= Counterpart International =

US non-profit organization

Counterpart International is a non-profit organization based in Washington, D.C. Counterpart partners with local organizations to build inclusive, sustainable communities in which people thrive. Since its founding in 1965, Counterpart has established programs and activities in more than 65 countries on six continents.

==History==
The organization was established in 1965 as the Foundation of the People of the South Pacific (FSP) by an Australian Marist missionary priest, Father Stanley Hosie, and actress Betty Bryant Silverstein. They focused on supporting communities in the remote and often-overlooked islands of the South Pacific. In 1968, the organization began receiving funding from the United States Agency for International Development (USAID). During the 1970s, FSP obtained more grants to expand its staff and to transition its field offices into indigenous, independent NGOs that were locally staffed. FSP improved on the model of international aid by providing institutions in the South Pacific with skills to rebuild infrastructure, develop sustainable solutions to poverty, and facilitate economic growth.
In 1992, (USAID) tapped the organization to "go global" and help determine a role for U.S. non-governmental organizations (NGOs) in the former Soviet Union. At this time, the organization's name was changed to Counterpart International to better reflect an expanded mission.

==Programs and goals==

Counterpart International currently has programs in governance and civil society, resilient food systems, women's empowerment, and climate resiliency. Gender equity and social inclusion have been guiding principles at Counterpart since its founding. The organization's programs bring marginalized groups into civic life, supporting their ability to influence decisions that affect their lives..

==Board of directors==

Counterpart has a headquarters in Washington DC. The organization is overseen by a board of directors who are responsible for the legal and fiduciary operations of the organization.
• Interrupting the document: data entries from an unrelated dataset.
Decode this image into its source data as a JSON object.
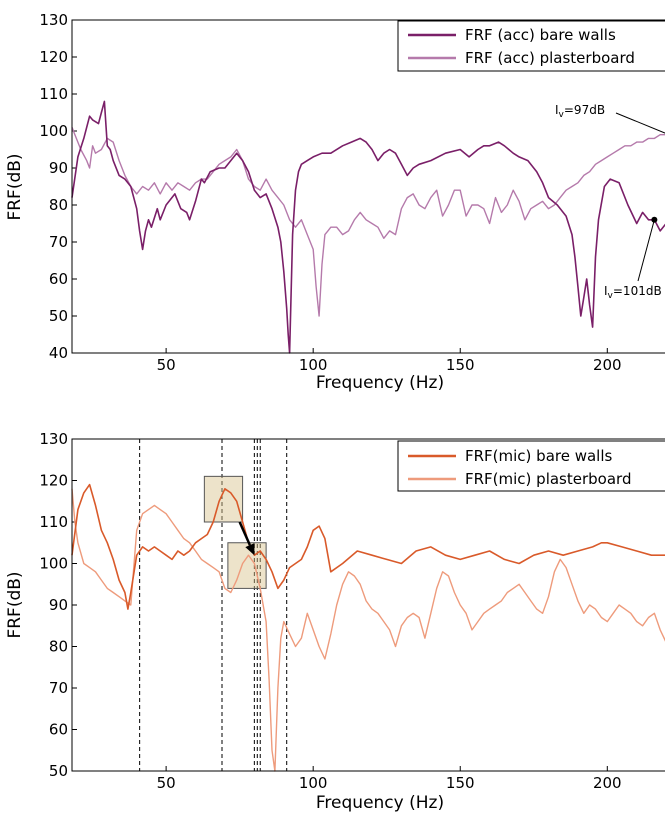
{
  "chart_data": [
    {
      "type": "line",
      "title": "",
      "xlabel": "Frequency (Hz)",
      "ylabel": "FRF(dB)",
      "xlim": [
        18,
        222
      ],
      "ylim": [
        40,
        130
      ],
      "xticks": [
        50,
        100,
        150,
        200
      ],
      "yticks": [
        40,
        50,
        60,
        70,
        80,
        90,
        100,
        110,
        120,
        130
      ],
      "legend_position": "top-right",
      "series": [
        {
          "name": "FRF (acc) bare walls",
          "color": "#7a1f68",
          "x": [
            18,
            20,
            22,
            24,
            25,
            27,
            28,
            29,
            30,
            31,
            32,
            34,
            36,
            38,
            40,
            41,
            42,
            43,
            44,
            45,
            47,
            48,
            50,
            53,
            55,
            57,
            58,
            60,
            62,
            63,
            65,
            68,
            70,
            72,
            74,
            76,
            78,
            80,
            82,
            84,
            86,
            88,
            89,
            90,
            91,
            91.5,
            92,
            92.5,
            93,
            94,
            95,
            96,
            98,
            100,
            103,
            106,
            110,
            113,
            116,
            118,
            120,
            122,
            124,
            126,
            128,
            130,
            132,
            134,
            136,
            140,
            145,
            150,
            153,
            156,
            158,
            160,
            163,
            165,
            168,
            170,
            173,
            176,
            178,
            180,
            183,
            186,
            188,
            189,
            190,
            191,
            192,
            193,
            194,
            195,
            196,
            197,
            199,
            201,
            204,
            207,
            210,
            212,
            214,
            216,
            218,
            220,
            222
          ],
          "y": [
            82,
            93,
            98,
            104,
            103,
            102,
            105,
            108,
            96,
            95,
            92,
            88,
            87,
            85,
            79,
            73,
            68,
            73,
            76,
            74,
            79,
            76,
            80,
            83,
            79,
            78,
            76,
            81,
            87,
            86,
            89,
            90,
            90,
            92,
            94,
            92,
            89,
            84,
            82,
            83,
            79,
            74,
            70,
            62,
            52,
            45,
            40,
            56,
            72,
            84,
            89,
            91,
            92,
            93,
            94,
            94,
            96,
            97,
            98,
            97,
            95,
            92,
            94,
            95,
            94,
            91,
            88,
            90,
            91,
            92,
            94,
            95,
            93,
            95,
            96,
            96,
            97,
            96,
            94,
            93,
            92,
            89,
            86,
            82,
            80,
            77,
            72,
            66,
            58,
            50,
            55,
            60,
            53,
            47,
            66,
            76,
            85,
            87,
            86,
            80,
            75,
            78,
            76,
            76,
            73,
            75,
            73
          ]
        },
        {
          "name": "FRF (acc) plasterboard",
          "color": "#b57aab",
          "x": [
            18,
            19,
            21,
            23,
            24,
            25,
            26,
            28,
            30,
            32,
            34,
            36,
            38,
            40,
            42,
            44,
            46,
            48,
            50,
            52,
            54,
            56,
            58,
            60,
            62,
            64,
            66,
            68,
            70,
            72,
            74,
            76,
            78,
            80,
            82,
            84,
            86,
            88,
            90,
            92,
            94,
            96,
            98,
            100,
            101,
            102,
            103,
            104,
            105,
            106,
            108,
            110,
            112,
            114,
            116,
            118,
            120,
            122,
            124,
            126,
            128,
            130,
            132,
            134,
            136,
            138,
            140,
            142,
            144,
            146,
            148,
            150,
            152,
            154,
            156,
            158,
            160,
            162,
            164,
            166,
            168,
            170,
            172,
            174,
            176,
            178,
            180,
            182,
            184,
            186,
            188,
            190,
            192,
            194,
            196,
            198,
            200,
            202,
            204,
            206,
            208,
            210,
            212,
            214,
            216,
            218,
            220,
            222
          ],
          "y": [
            101,
            99,
            95,
            92,
            90,
            96,
            94,
            95,
            98,
            97,
            92,
            88,
            85,
            83,
            85,
            84,
            86,
            83,
            86,
            84,
            86,
            85,
            84,
            86,
            87,
            87,
            89,
            91,
            92,
            93,
            95,
            92,
            87,
            85,
            84,
            87,
            84,
            82,
            80,
            76,
            74,
            76,
            72,
            68,
            58,
            50,
            64,
            72,
            73,
            74,
            74,
            72,
            73,
            76,
            78,
            76,
            75,
            74,
            71,
            73,
            72,
            79,
            82,
            83,
            80,
            79,
            82,
            84,
            77,
            80,
            84,
            84,
            77,
            80,
            80,
            79,
            75,
            82,
            78,
            80,
            84,
            81,
            76,
            79,
            80,
            81,
            79,
            80,
            82,
            84,
            85,
            86,
            88,
            89,
            91,
            92,
            93,
            94,
            95,
            96,
            96,
            97,
            97,
            98,
            98,
            99,
            99,
            100
          ]
        }
      ],
      "annotations": [
        {
          "text_main": "I",
          "text_sub": "v",
          "text_rest": "=97dB",
          "x": 221,
          "y": 99
        },
        {
          "text_main": "I",
          "text_sub": "v",
          "text_rest": "=101dB",
          "x": 216,
          "y": 76
        }
      ]
    },
    {
      "type": "line",
      "title": "",
      "xlabel": "Frequency (Hz)",
      "ylabel": "FRF(dB)",
      "xlim": [
        18,
        222
      ],
      "ylim": [
        50,
        130
      ],
      "xticks": [
        50,
        100,
        150,
        200
      ],
      "yticks": [
        50,
        60,
        70,
        80,
        90,
        100,
        110,
        120,
        130
      ],
      "legend_position": "top-right",
      "vertical_dashed_lines_x": [
        41,
        69,
        80,
        81,
        82,
        91
      ],
      "highlight_boxes": [
        {
          "x": [
            63,
            76
          ],
          "y": [
            110,
            121
          ]
        },
        {
          "x": [
            71,
            84
          ],
          "y": [
            94,
            105
          ]
        }
      ],
      "arrow": {
        "from": [
          75,
          110
        ],
        "to": [
          80,
          102
        ]
      },
      "series": [
        {
          "name": "FRF(mic) bare walls",
          "color": "#d95a2a",
          "x": [
            18,
            20,
            22,
            24,
            26,
            28,
            30,
            32,
            34,
            36,
            37,
            38,
            40,
            42,
            44,
            46,
            48,
            50,
            52,
            54,
            56,
            58,
            60,
            62,
            64,
            66,
            68,
            70,
            72,
            74,
            76,
            78,
            80,
            82,
            84,
            86,
            88,
            90,
            92,
            94,
            96,
            98,
            100,
            102,
            104,
            106,
            110,
            115,
            120,
            125,
            130,
            135,
            140,
            145,
            150,
            155,
            160,
            165,
            170,
            175,
            180,
            185,
            190,
            195,
            198,
            200,
            205,
            210,
            215,
            220,
            222
          ],
          "y": [
            102,
            113,
            117,
            119,
            114,
            108,
            105,
            101,
            96,
            93,
            89,
            93,
            102,
            104,
            103,
            104,
            103,
            102,
            101,
            103,
            102,
            103,
            105,
            106,
            107,
            110,
            115,
            118,
            117,
            115,
            110,
            105,
            102,
            103,
            101,
            98,
            94,
            96,
            99,
            100,
            101,
            104,
            108,
            109,
            106,
            98,
            100,
            103,
            102,
            101,
            100,
            103,
            104,
            102,
            101,
            102,
            103,
            101,
            100,
            102,
            103,
            102,
            103,
            104,
            105,
            105,
            104,
            103,
            102,
            102,
            101
          ]
        },
        {
          "name": "FRF(mic) plasterboard",
          "color": "#ee9b7c",
          "x": [
            18,
            19,
            20,
            22,
            24,
            26,
            28,
            30,
            32,
            34,
            36,
            38,
            40,
            42,
            44,
            46,
            48,
            50,
            52,
            54,
            56,
            58,
            60,
            62,
            64,
            66,
            68,
            70,
            72,
            74,
            76,
            78,
            80,
            82,
            84,
            85,
            86,
            87,
            88,
            89,
            90,
            92,
            94,
            96,
            98,
            100,
            102,
            104,
            106,
            108,
            110,
            112,
            114,
            116,
            118,
            120,
            122,
            124,
            126,
            128,
            130,
            132,
            134,
            136,
            138,
            140,
            142,
            144,
            146,
            148,
            150,
            152,
            154,
            156,
            158,
            160,
            162,
            164,
            166,
            168,
            170,
            172,
            174,
            176,
            178,
            180,
            182,
            184,
            186,
            188,
            190,
            192,
            194,
            196,
            198,
            200,
            202,
            204,
            206,
            208,
            210,
            212,
            214,
            216,
            218,
            220,
            222
          ],
          "y": [
            118,
            110,
            105,
            100,
            99,
            98,
            96,
            94,
            93,
            92,
            91,
            90,
            108,
            112,
            113,
            114,
            113,
            112,
            110,
            108,
            106,
            105,
            103,
            101,
            100,
            99,
            98,
            94,
            93,
            96,
            100,
            102,
            100,
            94,
            86,
            72,
            55,
            50,
            70,
            82,
            86,
            83,
            80,
            82,
            88,
            84,
            80,
            77,
            83,
            90,
            95,
            98,
            97,
            95,
            91,
            89,
            88,
            86,
            84,
            80,
            85,
            87,
            88,
            87,
            82,
            88,
            94,
            98,
            97,
            93,
            90,
            88,
            84,
            86,
            88,
            89,
            90,
            91,
            93,
            94,
            95,
            93,
            91,
            89,
            88,
            92,
            98,
            101,
            99,
            95,
            91,
            88,
            90,
            89,
            87,
            86,
            88,
            90,
            89,
            88,
            86,
            85,
            87,
            88,
            84,
            81,
            86
          ]
        }
      ],
      "annotations": []
    }
  ]
}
The current board of directors consists of:

- Board Chair: James Matthew Jones
- Board Vice Chair: Pauline Devinger
- Jose Guillermo Castillo, CEO, Corporación Castillo Hermanos; President, 2020 Foundation
- Lois Bruu, Vice President, Humanitarian & Development team, MasterCard
- Dr. Renata Vargas Amaral, Under Minister for International Affairs and Development, Ministry of Planning and Budget of Brazil
- Rashid Sesay, Ambassador Extraordinary and Plenipotentiary of Sierra Leone to the United Arab Emirates, India, and Bangladesh
- David Burton, Director of Finance and Accounting, Bezos Earth Fund
- Manlio Carrelli, CEO, CB Insights
- Dr. Joe Leonard, Assistant Vice President of External Affairs, Howard University
- Tiffany Russo, Senior Managing General Counsel, Verizon
- Trona Balkissoon, chief financial officer, Nestlé Professional Solutions
- Chris Gilson, Millennium Challenge Corporation (retired)
- Fiona McRaith, director of the Climate Pledge, Global Optimism
- Sarah Saucedo, head of privacy, Corient

==Accomplishments==
In 1991, President George Bush awarded FSP co-founder Betty Silverstein with the U.S. Presidential End Hunger Award for Individual Achievement. First Lady Hillary Clinton also commended Silverstein at Counterpart's 500th humanitarian Airlift at Andrews Air Force Base in Virginia in early 1998.
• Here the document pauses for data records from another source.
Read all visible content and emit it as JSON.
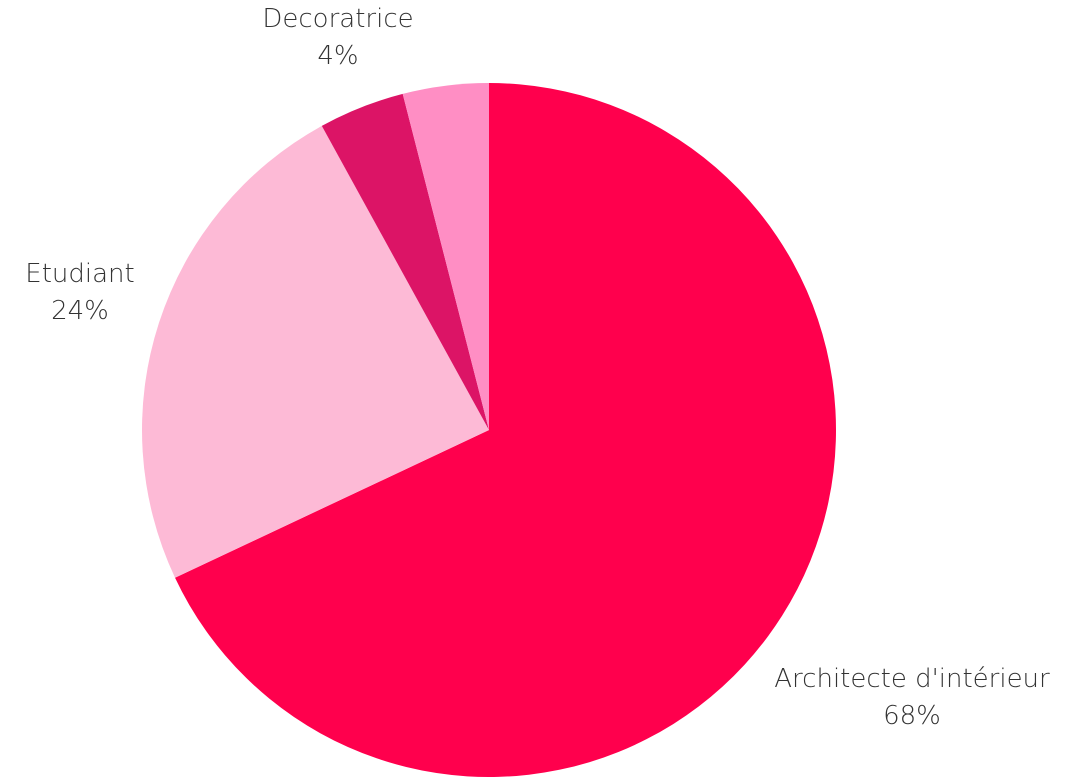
{
  "chart_data": {
    "type": "pie",
    "slices": [
      {
        "label": "Architecte d'intérieur",
        "value": 68,
        "value_label": "68%",
        "color": "#FF004D"
      },
      {
        "label": "Etudiant",
        "value": 24,
        "value_label": "24%",
        "color": "#FDBAD6"
      },
      {
        "label": "Decoratrice",
        "value": 4,
        "value_label": "4%",
        "color": "#DC1466"
      },
      {
        "label": "",
        "value": 4,
        "value_label": "",
        "color": "#FF8EC4"
      }
    ],
    "start": "top",
    "direction": "clockwise",
    "legend": "none"
  }
}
In May 2009, Counterpart was granted a Leader with Associates (LWA) Cooperative Agreement with USAID, who expressed confidence in Counterpart to implement the "Global Civil Society Strengthening" (GCSS) program that builds the capacity of civil society organizations around the world. Counterpart held the LWA for eight years, and received $350 million in awards through the agreement.